Over at rob’s rants the pastor has written a meandering and difficult to follow entry in which apparently he believes atheists say “truth is relative.” I will leave it to the reader to make heads-or-tails of what he is claiming.
At the end he asked a few questions. I’m a little surprised this individual would reach the level of a senior pastorate in a church and never encounter these very basic questions, or contemplate them from an alternative perspective. Giving him the benefit of the doubt—that this is a genuine inquiry, I will go ahead and answer them:
Does it exist (moral absolutes)?
The short answer: no.
Is it the same for everyone? Absolute?
Here is where I develop some confusion. What does he mean by “it”? Presuming he means “absolute morality,” then, by definition it would have to be the same for everyone. (And that would include any gods, too!)
The problem within the absolute vs. relative morality is that two people very often talk past each other, because (and I cannot emphasize this enough)--they define “moral” differently. We often see the conversation:
Skeptic: What God did in the Tanakh was immoral.
Christian: Do you believe in Absolute morality?
Christian: Then you can’t say what God did was immoral, because that is just your opinion.
The misunderstanding which is occurring here is in the definition. The Christian defines “morals” as something which is absolute. Therefore, if the skeptic applies something (whatever that “something” may be) to god, if that “something” is not absolute, in the Christian’s mind, the skeptic cannot be talking about “moral” because contained within the definition of moral is absolute.
Imagine I defined swans as “white birds.” By definition—it is impossible to have a black (or red or blue) swan. Why? Because once it is no longer white—it is no longer a swan. In the same way, we understand an Absolute Moralist mandates morals to be absolute. We understand if we apply a non-absolute standard, they think it can’t be a system of morality. Because our system of morality is different.
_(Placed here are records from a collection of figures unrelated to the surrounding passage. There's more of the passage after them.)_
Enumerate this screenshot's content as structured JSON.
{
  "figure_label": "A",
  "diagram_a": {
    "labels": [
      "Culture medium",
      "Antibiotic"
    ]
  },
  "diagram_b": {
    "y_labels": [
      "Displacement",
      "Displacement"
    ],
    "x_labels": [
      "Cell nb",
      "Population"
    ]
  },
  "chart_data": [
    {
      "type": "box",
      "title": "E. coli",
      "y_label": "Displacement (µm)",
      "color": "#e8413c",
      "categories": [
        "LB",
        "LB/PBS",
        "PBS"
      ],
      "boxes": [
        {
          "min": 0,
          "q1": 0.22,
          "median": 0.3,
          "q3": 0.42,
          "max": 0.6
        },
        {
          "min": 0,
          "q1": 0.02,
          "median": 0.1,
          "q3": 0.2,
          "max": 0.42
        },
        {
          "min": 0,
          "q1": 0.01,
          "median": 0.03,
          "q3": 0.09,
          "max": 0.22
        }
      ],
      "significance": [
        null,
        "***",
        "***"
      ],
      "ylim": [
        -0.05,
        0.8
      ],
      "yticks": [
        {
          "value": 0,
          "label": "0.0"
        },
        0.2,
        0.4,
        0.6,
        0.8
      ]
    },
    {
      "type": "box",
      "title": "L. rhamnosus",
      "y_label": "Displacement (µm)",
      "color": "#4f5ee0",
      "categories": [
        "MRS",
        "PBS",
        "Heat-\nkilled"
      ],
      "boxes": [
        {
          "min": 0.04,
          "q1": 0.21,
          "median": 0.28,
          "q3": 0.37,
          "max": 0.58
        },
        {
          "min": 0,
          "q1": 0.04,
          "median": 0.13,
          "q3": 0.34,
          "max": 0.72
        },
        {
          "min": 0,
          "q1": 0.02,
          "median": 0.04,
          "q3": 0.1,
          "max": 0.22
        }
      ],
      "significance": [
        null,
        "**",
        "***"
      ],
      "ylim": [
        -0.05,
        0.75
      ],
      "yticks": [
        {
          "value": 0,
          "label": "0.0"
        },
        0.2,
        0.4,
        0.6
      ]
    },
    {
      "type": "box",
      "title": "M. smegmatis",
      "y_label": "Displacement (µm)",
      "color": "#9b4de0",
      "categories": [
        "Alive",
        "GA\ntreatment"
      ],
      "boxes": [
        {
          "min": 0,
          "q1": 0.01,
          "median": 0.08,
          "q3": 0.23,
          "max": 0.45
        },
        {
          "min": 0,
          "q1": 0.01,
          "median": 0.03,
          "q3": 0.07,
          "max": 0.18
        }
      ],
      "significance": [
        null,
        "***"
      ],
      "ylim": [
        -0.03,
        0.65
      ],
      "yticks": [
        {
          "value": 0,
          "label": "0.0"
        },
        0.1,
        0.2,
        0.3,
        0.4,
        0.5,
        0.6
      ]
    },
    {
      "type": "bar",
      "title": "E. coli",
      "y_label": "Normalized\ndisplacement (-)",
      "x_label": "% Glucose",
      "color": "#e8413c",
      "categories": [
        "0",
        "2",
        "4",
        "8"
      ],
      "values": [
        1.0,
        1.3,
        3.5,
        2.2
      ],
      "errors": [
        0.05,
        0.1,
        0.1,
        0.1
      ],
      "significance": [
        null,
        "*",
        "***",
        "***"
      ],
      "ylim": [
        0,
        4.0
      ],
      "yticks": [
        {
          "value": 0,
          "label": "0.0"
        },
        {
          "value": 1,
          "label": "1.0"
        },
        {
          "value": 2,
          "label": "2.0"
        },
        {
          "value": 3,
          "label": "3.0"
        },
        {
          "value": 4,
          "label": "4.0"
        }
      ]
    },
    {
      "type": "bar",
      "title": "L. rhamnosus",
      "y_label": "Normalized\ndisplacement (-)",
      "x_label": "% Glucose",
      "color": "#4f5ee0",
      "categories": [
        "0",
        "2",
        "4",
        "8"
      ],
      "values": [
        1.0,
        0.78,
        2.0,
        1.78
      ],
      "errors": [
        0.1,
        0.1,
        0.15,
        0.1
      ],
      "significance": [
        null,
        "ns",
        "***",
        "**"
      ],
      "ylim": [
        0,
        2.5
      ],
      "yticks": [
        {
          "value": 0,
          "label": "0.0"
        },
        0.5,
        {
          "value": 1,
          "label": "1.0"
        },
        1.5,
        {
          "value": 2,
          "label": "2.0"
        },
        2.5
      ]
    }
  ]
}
A relativist considers morals to be a breach of an accepted code of behavior. We do NOT require the word “absolute” to be contained within the definition of immorality. The question we ask to determine “is it moral?” is the search for the accepted code. NOT whether there is some absolute contained within the system.
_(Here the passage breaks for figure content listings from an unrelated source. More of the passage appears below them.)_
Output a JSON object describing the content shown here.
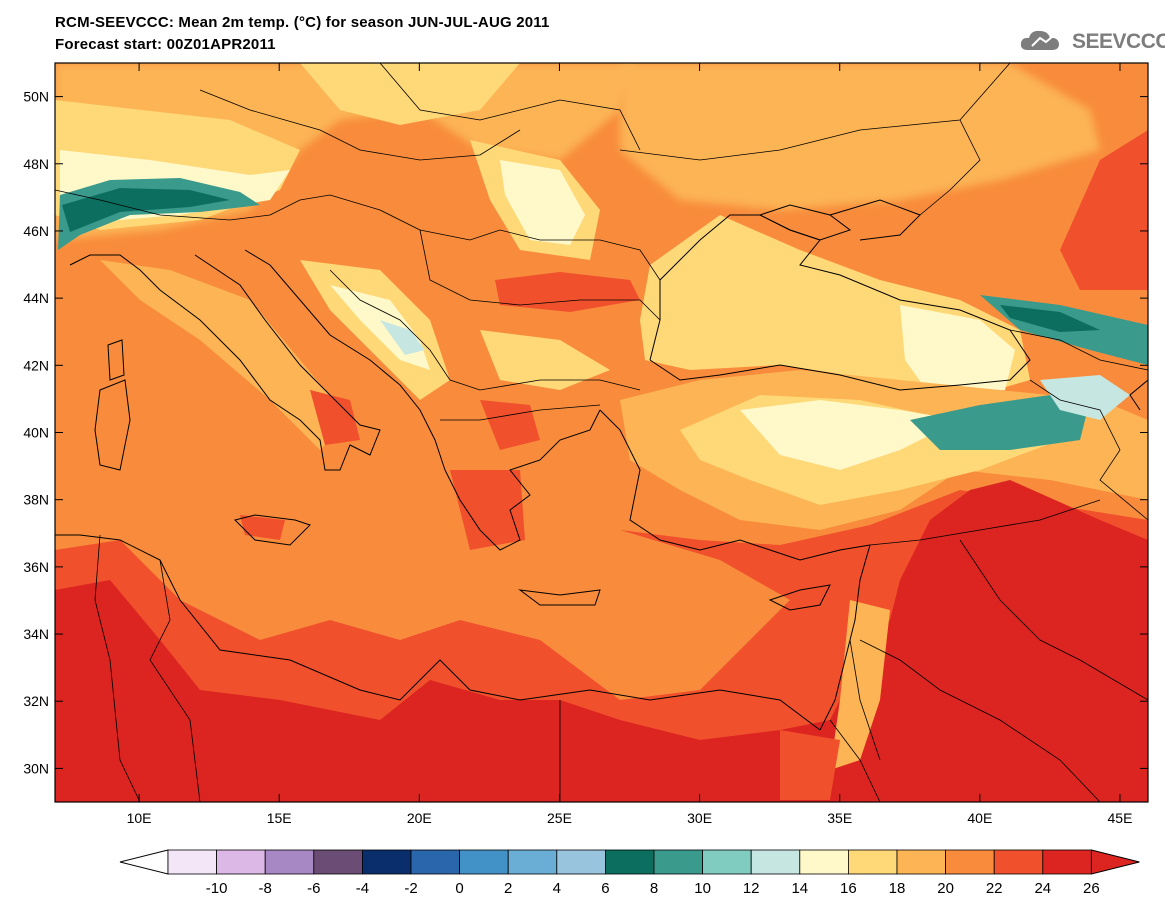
{
  "title_line1": "RCM-SEEVCCC: Mean 2m temp. (°C) for season JUN-JUL-AUG 2011",
  "title_line2": "Forecast start: 00Z01APR2011",
  "logo_text": "SEEVCCC",
  "map": {
    "lon_range": [
      7,
      46
    ],
    "lat_range": [
      29,
      51
    ],
    "lat_ticks": [
      "50N",
      "48N",
      "46N",
      "44N",
      "42N",
      "40N",
      "38N",
      "36N",
      "34N",
      "32N",
      "30N"
    ],
    "lat_tick_values": [
      50,
      48,
      46,
      44,
      42,
      40,
      38,
      36,
      34,
      32,
      30
    ],
    "lon_ticks": [
      "10E",
      "15E",
      "20E",
      "25E",
      "30E",
      "35E",
      "40E",
      "45E"
    ],
    "lon_tick_values": [
      10,
      15,
      20,
      25,
      30,
      35,
      40,
      45
    ]
  },
  "colorbar": {
    "labels": [
      "-10",
      "-8",
      "-6",
      "-4",
      "-2",
      "0",
      "2",
      "4",
      "6",
      "8",
      "10",
      "12",
      "14",
      "16",
      "18",
      "20",
      "22",
      "24",
      "26"
    ],
    "colors": [
      "#f2e6f7",
      "#dcb8e6",
      "#a888c4",
      "#6a4c74",
      "#0a2e6c",
      "#2a66ac",
      "#4292c8",
      "#6aaed6",
      "#98c4de",
      "#0c6e5e",
      "#3a9a8c",
      "#80ccc0",
      "#c6e6e2",
      "#fff8c8",
      "#ffd878",
      "#fcb454",
      "#f88c3c",
      "#f0502c",
      "#dc2420"
    ],
    "lower_arrow_color": "#ffffff",
    "upper_arrow_color": "#dc2420"
  },
  "colors": {
    "land_orange": "#f88c3c",
    "sea": "#f78a3e",
    "hot": "#dc2420",
    "warm": "#f0502c",
    "mild": "#fcb454",
    "cool": "#ffd878",
    "cold": "#fff8c8",
    "pale_blue": "#c6e6e2",
    "teal": "#3a9a8c",
    "dark_teal": "#0c6e5e"
  }
}
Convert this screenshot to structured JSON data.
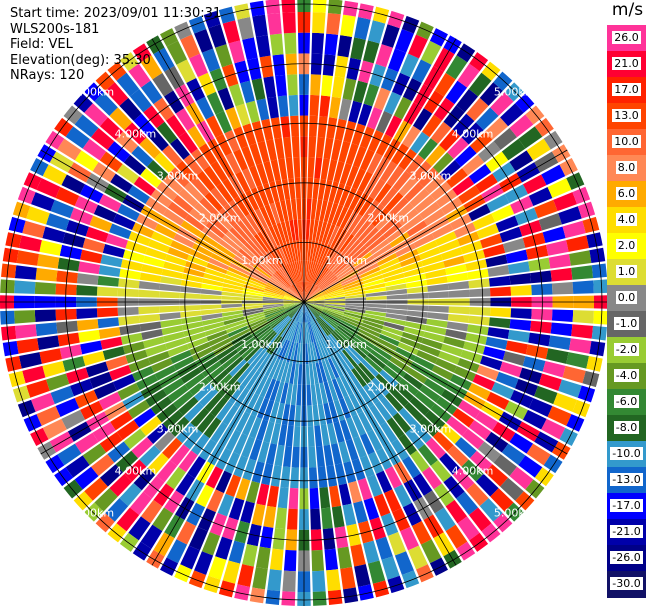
{
  "meta": {
    "start_time": "Start time: 2023/09/01 11:30:31",
    "station": "WLS200s-181",
    "field": "Field: VEL",
    "elevation": "Elevation(deg): 35.30",
    "nrays": "NRays: 120"
  },
  "colorbar": {
    "unit": "m/s",
    "ticks": [
      "26.0",
      "21.0",
      "17.0",
      "13.0",
      "10.0",
      "8.0",
      "6.0",
      "4.0",
      "2.0",
      "1.0",
      "0.0",
      "-1.0",
      "-2.0",
      "-4.0",
      "-6.0",
      "-8.0",
      "-10.0",
      "-13.0",
      "-17.0",
      "-21.0",
      "-26.0",
      "-30.0"
    ],
    "colors": [
      "#ff3399",
      "#ff0033",
      "#ff2200",
      "#ff4400",
      "#ff6633",
      "#ff8855",
      "#ffaa00",
      "#ffdd00",
      "#ffff00",
      "#dddd33",
      "#888888",
      "#666666",
      "#99cc33",
      "#669922",
      "#338833",
      "#226622",
      "#3399cc",
      "#1166cc",
      "#0000ff",
      "#0000aa",
      "#000088",
      "#111166"
    ]
  },
  "chart_data": {
    "type": "ppi",
    "nrays": 120,
    "n_range_gates": 15,
    "range_labels": [
      "1.00km",
      "2.00km",
      "3.00km",
      "4.00km",
      "5.00km"
    ],
    "range_rings_km": [
      1,
      2,
      3,
      4,
      5
    ],
    "max_range_km": 5.0,
    "velocity_pattern": "northern half positive (orange/red, up to ~13 m/s), southern half negative (blue/green, down to ~-17 m/s), noisy beyond ~3 km"
  }
}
More and more I see Christians who just don’t get it. Ask us both to define morality—you will see the difference. Now, there may be an argument as to which is the more accurate definition—THAT is an interesting discussion. But until the difference is seen, the conversation will not get off the ground.
Is it different for everyone? Relative?
Here I assume “it” means “system of morality? In the end—yes. It is different for everyone. As humans we reach consensus through interaction. We may even have vast groups who all agree on a moral code. But we recognize this is a consensus which can change. Think of the stigma of divorce in our moral system. That has changed within our lifetimes.
The danger here is that the person holding to absolutes often believes this renders morals to be simply a matter of individual taste. Everyone can do what they want. Nonsense—we all mutually succumb to authorities in which we voluntarily inhibit our desires for the good of the society, other individuals and ourselves.
Think of it as a four-way stop sign. We don’t “do what we want” at the intersection, because we recognize by doing so—others will as well. We voluntarily give up a few seconds of time in order to better society, others and ourselves.
If moral absolutes do exist, what are they?
Good question. Ask someone who holds to absolutes. Start with polygamy. Move to slavery. Then ask when is it acceptable to kill a baby for the father’s sin which was absolved. That one is a tricky absolute, let me tell ya!
If they [moral absolutes] do not exist, what are the standards we live by?
I think the author meant a different question. I think the question was supposed to be “What are the standards we should live by?”
I would argue we should live by the Platinum rule: treat others as they would like to be treated. Clearly as a society we see that will raise conflicts and we have passed laws to balance the desires as compared to the greater benefit of the society. But in an individual capacity, living with other individuals—this is a good basic rule.
The reason why would be based upon aversion and social contract theory.
If they [moral absolutes] do not exist, but there are undeniable standards by which we all live, why listen to them?
I don’t think there are undeniable standards by which we all live. A glance through any newspaper of a foreign country should dispel that idea.